Gli sponsor della Figc sono 21, complessivamente valgono 43 milioni di euro dei 173 di fatturato..  Ciò che fa tirare un sospiro di sollievo, pur se temporaneo, è l’accordo quadriennale siglato nel 2014 con Infront (e il Gruppo 24 Ore nel frattempo uscito dall’accordo) per il ruolo di advisor. Il contratto prevede un minimo garantito di 57 milioni per l’intero periodo, dunque di 14,25 milioni annui assicurati a prescindere dai risultati., ma sui 43 milioni di euro di introiti commerciali nel bilancio 2016 quasi metà deriva dagli sponsor principali. I rapporti con i top sponsor come Eni e Poste Italiane saranno difficili da mantenere o rinnovare alle stesse condizioni senza la vetrina russa.

Oltre a questo, si aggiungeranno i mancati versamenti delle royalties (tasse che la federazione incassa alla vendita di “articoli azzurri” di una determinata marca) legate alla partecipazione a eventi sportivi speciali garantiti dallo sponsor tecnico Puma, che con Carlo Tavecchio ha un accordo di 18,7 milioni annui fissi fino al 2022 e che dovrà abbassare di molto le stime di vendita del merchandising della nazionale italiana di calcio nel corso della prossima estate. Nel 2016, grazie all’Europeo di Francia, la Figc ha fatturato 174 milioni, nel 2015 erano 153. Il Mondiale brasiliano portò il 19% in più di ricavi da sponsor.
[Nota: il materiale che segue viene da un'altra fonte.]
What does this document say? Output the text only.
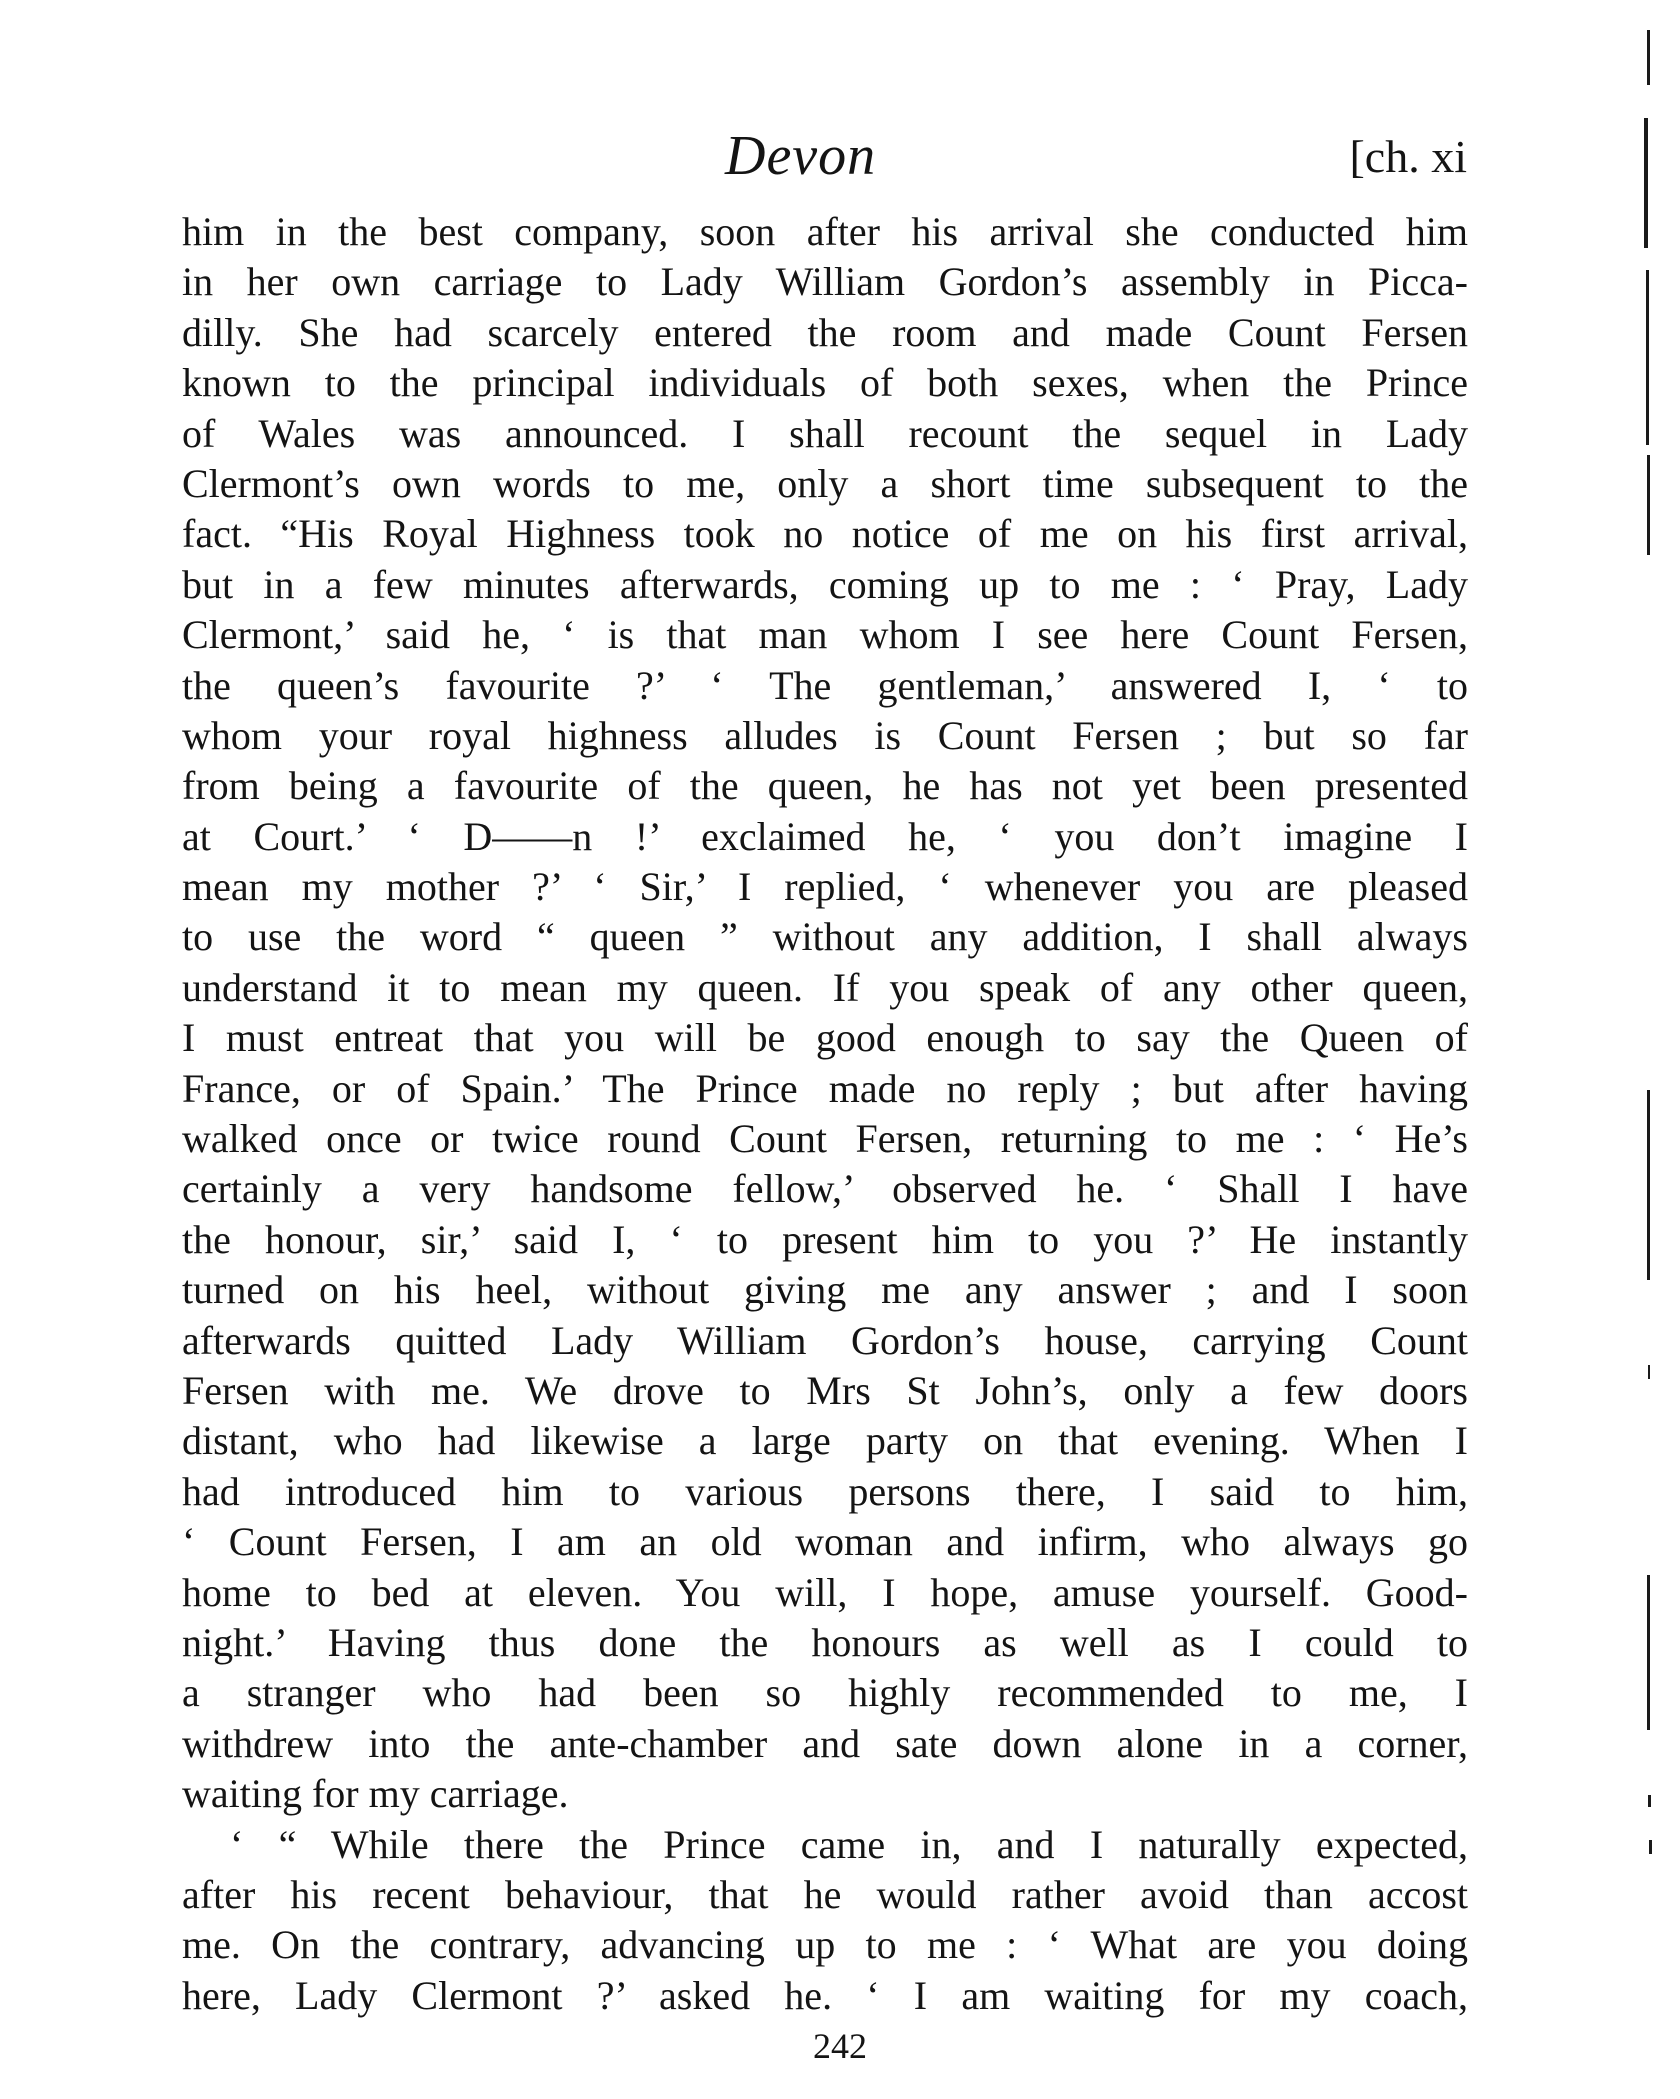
Devon	[ch. xi
him in the best company, soon after his arrival she conducted him
in her own carriage to Lady William Gordon’s assembly in Picca-
dilly. She had scarcely entered the room and made Count Fersen
known to the principal individuals of both sexes, when the Prince
of Wales was announced. I shall recount the sequel in Lady
Clermont’s own words to me, only a short time subsequent to the
fact. “His Royal Highness took no notice of me on his first arrival,
but in a few minutes afterwards, coming up to me : ‘ Pray, Lady
Clermont,’ said he, ‘ is that man whom I see here Count Fersen,
the queen’s favourite ?’ ‘ The gentleman,’ answered I, ‘ to
whom your royal highness alludes is Count Fersen ; but so far
from being a favourite of the queen, he has not yet been presented
at Court.’ ‘ D——n !’ exclaimed he, ‘ you don’t imagine I
mean my mother ?’ ‘ Sir,’ I replied, ‘ whenever you are pleased
to use the word “ queen ” without any addition, I shall always
understand it to mean my queen. If you speak of any other queen,
I must entreat that you will be good enough to say the Queen of
France, or of Spain.’ The Prince made no reply ; but after having
walked once or twice round Count Fersen, returning to me : ‘ He’s
certainly a very handsome fellow,’ observed he. ‘ Shall I have
the honour, sir,’ said I, ‘ to present him to you ?’ He instantly
turned on his heel, without giving me any answer ; and I soon
afterwards quitted Lady William Gordon’s house, carrying Count
Fersen with me. We drove to Mrs St John’s, only a few doors
distant, who had likewise a large party on that evening. When I
had introduced him to various persons there, I said to him,
‘ Count Fersen, I am an old woman and infirm, who always go
home to bed at eleven. You will, I hope, amuse yourself. Good-
night.’ Having thus done the honours as well as I could to
a stranger who had been so highly recommended to me, I
withdrew into the ante-chamber and sate down alone in a corner,
waiting for my carriage.
‘ “ While there the Prince came in, and I naturally expected,
after his recent behaviour, that he would rather avoid than accost
me. On the contrary, advancing up to me : ‘ What are you doing
here, Lady Clermont ?’ asked he. ‘ I am waiting for my coach,
242
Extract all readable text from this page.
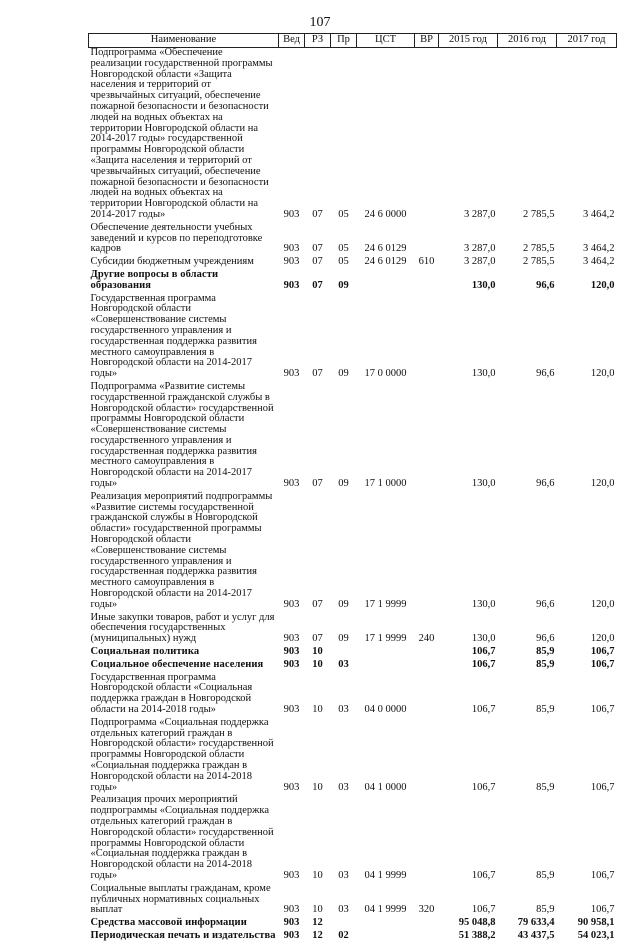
107
Наименование	Вед	РЗ	Пр	ЦСТ	ВР	2015 год	2016 год	2017 год
Подпрограмма «Обеспечение реализации государственной программы Новгородской области «Защита населения и территорий от чрезвычайных ситуаций, обеспечение пожарной безопасности и безопасности людей на водных объектах на территории Новгородской области на 2014-2017 годы» государственной программы Новгородской области «Защита населения и территорий от чрезвычайных ситуаций, обеспечение пожарной безопасности и безопасности людей на водных объектах на территории Новгородской области на 2014-2017 годы»	903	07	05	24 6 0000		3 287,0	2 785,5	3 464,2
Обеспечение деятельности учебных заведений и курсов по переподготовке кадров	903	07	05	24 6 0129		3 287,0	2 785,5	3 464,2
Субсидии бюджетным учреждениям	903	07	05	24 6 0129	610	3 287,0	2 785,5	3 464,2
Другие вопросы в области образования	903	07	09			130,0	96,6	120,0
Государственная программа Новгородской области «Совершенствование системы государственного управления и государственная поддержка развития местного самоуправления в Новгородской области на 2014-2017 годы»	903	07	09	17 0 0000		130,0	96,6	120,0
Подпрограмма «Развитие системы государственной гражданской службы в Новгородской области» государственной программы Новгородской области «Совершенствование системы государственного управления и государственная поддержка развития местного самоуправления в Новгородской области на 2014-2017 годы»	903	07	09	17 1 0000		130,0	96,6	120,0
Реализация мероприятий подпрограммы «Развитие системы государственной гражданской службы в Новгородской области» государственной программы Новгородской области «Совершенствование системы государственного управления и государственная поддержка развития местного самоуправления в Новгородской области на 2014-2017 годы»	903	07	09	17 1 9999		130,0	96,6	120,0
Иные закупки товаров, работ и услуг для обеспечения государственных (муниципальных) нужд	903	07	09	17 1 9999	240	130,0	96,6	120,0
Социальная политика	903	10				106,7	85,9	106,7
Социальное обеспечение населения	903	10	03			106,7	85,9	106,7
Государственная программа Новгородской области «Социальная поддержка граждан в Новгородской области на 2014-2018 годы»	903	10	03	04 0 0000		106,7	85,9	106,7
Подпрограмма «Социальная поддержка отдельных категорий граждан в Новгородской области» государственной программы Новгородской области «Социальная поддержка граждан в Новгородской области на 2014-2018 годы»	903	10	03	04 1 0000		106,7	85,9	106,7
Реализация прочих мероприятий подпрограммы «Социальная поддержка отдельных категорий граждан в Новгородской области» государственной программы Новгородской области «Социальная поддержка граждан в Новгородской области на 2014-2018 годы»	903	10	03	04 1 9999		106,7	85,9	106,7
Социальные выплаты гражданам, кроме публичных нормативных социальных выплат	903	10	03	04 1 9999	320	106,7	85,9	106,7
Средства массовой информации	903	12				95 048,8	79 633,4	90 958,1
Периодическая печать и издательства	903	12	02			51 388,2	43 437,5	54 023,1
Rimanendo sempre con gli occhi puntati sul bilancio Figc, dobbiamo ricordarci che il Ministero dell’Economia e Finanza annualmente affida al CONI circa 400 milioni che dovranno essere suddivisi tra le varie federazioni sportive (rugby, pallavolo, nuoto, calcio…).  Alla Federazione Giuoco Calcio, il CONI affida circa 160 milioni l’anno, cifra che sicuramente verrà rivista in favore di altri sport, date le scontate previsioni delle voci di bilancio della figc.

Betting

Un Mondiale senza Italia pesa anche sulle casse dell’erario. Le scommesse sportive sono sicuramente il settore meno prevedibile: ci dobbiamo rifare a quanto avvenuto quattro anni fa nel Mondiale brasiliano. Nell’estate 2014 ci sono stati 268 milioni di puntate sulle partite di cui 19 sulle tre giocate dall’Italia. Contando che la normativa vigente nel nostro Paese prevede la tassazione sulle giocate e non sulle vincite, solo considerando le mancate giocate sull’Italia si calcola circa un milione di euro in meno per le casse statali.

 

Questi quattro paragrafi purtroppo sono solamente una parte dei danni che il sistema economico italiano potrebbe aver subito. Abbiamo infatti visto solamente i costi diretti derivanti dalla mancata qualificazione. I costi indiretti che dovranno sopportare i pub, ristoranti, giornali, saranno sicuramente motivo di studio nei prossimi mesi, ma, con altrettanta sicurezza, saranno dei soldi che l’Italia ha perso al Meazza, il 13 novembre 2017.

Vorrei scrivere un lieto fine, ma è troppo difficile sta sera. Posso solo promettere solennemente al “Baretto di turno” che seguirò le partite dell’Islanda. Magari comprerò anche una maglietta. Sempre azzurra, per tenermi il colore vicino al petto.